そのため、現在使用中のバージョンのRubyにコマンドがインストールされていなければ、エラーになります;
- あなたが
fluentd
を実行する -
$PATH
が先頭から検索され、最初に見つかる~/.rbenv/shims/fluentd
実行される -
~/.rbenv/shims/fluentd
は現在のディレクトリから .rbenv-version を検索し、Rubyのバージョンを決定する - そのバージョンのRuby内の
flunetd
を実行しようとするがfluentd
が見つからない(別バージョンのRubyにはインストールされているが) - 下記のエラーメッセージを表示
$ fluentd
rbenv: fluentd: command not found
The `fluentd' command exists in these Ruby versions:
2.6.3
対策
コマンドを絶対パスで指定する
~/.rbenv/shims/hoge
を経由せずに直接実行します。
~/.rbenv/versions/2.6.1/bin/ruby
$PATHの先頭に追加する
~/.rbenv/shims より先にパスを追加します。
なお、RubyやPythonにはコマンドを、(インタープリターのディレクトリではなく)ホーム直下のディレクトリにインストールする機能があります。
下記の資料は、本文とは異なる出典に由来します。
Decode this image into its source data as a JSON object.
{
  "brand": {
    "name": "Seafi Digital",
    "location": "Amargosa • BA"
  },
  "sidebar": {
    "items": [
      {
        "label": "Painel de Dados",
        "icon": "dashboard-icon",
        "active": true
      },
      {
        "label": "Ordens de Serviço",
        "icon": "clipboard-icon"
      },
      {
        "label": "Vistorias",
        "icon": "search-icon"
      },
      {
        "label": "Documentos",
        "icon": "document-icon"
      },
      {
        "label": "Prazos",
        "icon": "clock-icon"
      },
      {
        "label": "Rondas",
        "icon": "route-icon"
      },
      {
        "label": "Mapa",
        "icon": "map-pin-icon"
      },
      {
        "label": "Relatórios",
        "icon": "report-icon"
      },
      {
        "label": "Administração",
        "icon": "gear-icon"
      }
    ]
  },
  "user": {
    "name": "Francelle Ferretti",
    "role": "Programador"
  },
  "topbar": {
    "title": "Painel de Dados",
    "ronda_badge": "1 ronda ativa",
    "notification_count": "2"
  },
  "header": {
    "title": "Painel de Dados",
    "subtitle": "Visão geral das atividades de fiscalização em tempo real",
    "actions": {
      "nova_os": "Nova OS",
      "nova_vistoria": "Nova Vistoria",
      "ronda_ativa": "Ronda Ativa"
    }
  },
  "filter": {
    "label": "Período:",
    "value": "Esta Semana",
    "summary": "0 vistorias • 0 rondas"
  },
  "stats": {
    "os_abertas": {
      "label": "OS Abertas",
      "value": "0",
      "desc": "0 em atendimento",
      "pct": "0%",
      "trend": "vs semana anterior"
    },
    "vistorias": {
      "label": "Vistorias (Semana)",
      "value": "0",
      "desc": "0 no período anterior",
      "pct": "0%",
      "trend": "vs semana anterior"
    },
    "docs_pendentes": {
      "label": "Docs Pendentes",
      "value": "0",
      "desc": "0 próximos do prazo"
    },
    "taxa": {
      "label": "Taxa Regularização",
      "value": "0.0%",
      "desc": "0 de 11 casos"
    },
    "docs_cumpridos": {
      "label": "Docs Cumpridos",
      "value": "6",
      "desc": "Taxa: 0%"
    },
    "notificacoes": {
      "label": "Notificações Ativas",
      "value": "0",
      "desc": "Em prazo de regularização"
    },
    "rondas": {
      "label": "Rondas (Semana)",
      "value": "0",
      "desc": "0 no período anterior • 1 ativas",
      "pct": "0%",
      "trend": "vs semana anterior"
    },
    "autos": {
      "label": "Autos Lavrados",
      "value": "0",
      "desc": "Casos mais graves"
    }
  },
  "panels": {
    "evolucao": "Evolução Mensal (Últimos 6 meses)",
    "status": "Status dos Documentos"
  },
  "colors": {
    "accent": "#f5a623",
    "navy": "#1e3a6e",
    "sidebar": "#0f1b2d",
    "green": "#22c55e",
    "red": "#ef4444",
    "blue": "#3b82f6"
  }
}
そのディレクトリを$PATHに追加すると良いでしょう。
$ export PYTHONUSERBASE=~/.local
$ pip3 install --user awscli
$ ls ~/.local/bin jupyter-notebook
$ ls ~/.local/bin/
jupyter
jupyter-bundlerextension
jupyter-console
jupyter-kernel
...
# ~/.bashrc
eval "$(pyenv init -)"
export PATH=$HOME/.local/bin:$PATH
rbenv init を使わない
実は rbenv init
を使わなくても、rbenv install
でRubyをビルドすることはできます。
人によってはビルドできるだけで十分かもしれません。
pipenv や bundler 経由で使う
RubyやPythonのコマンドをグローバルにインストールして使うというのが、そもそもトラブルの元です。常に pipenv や bundler 経由で使いましょう。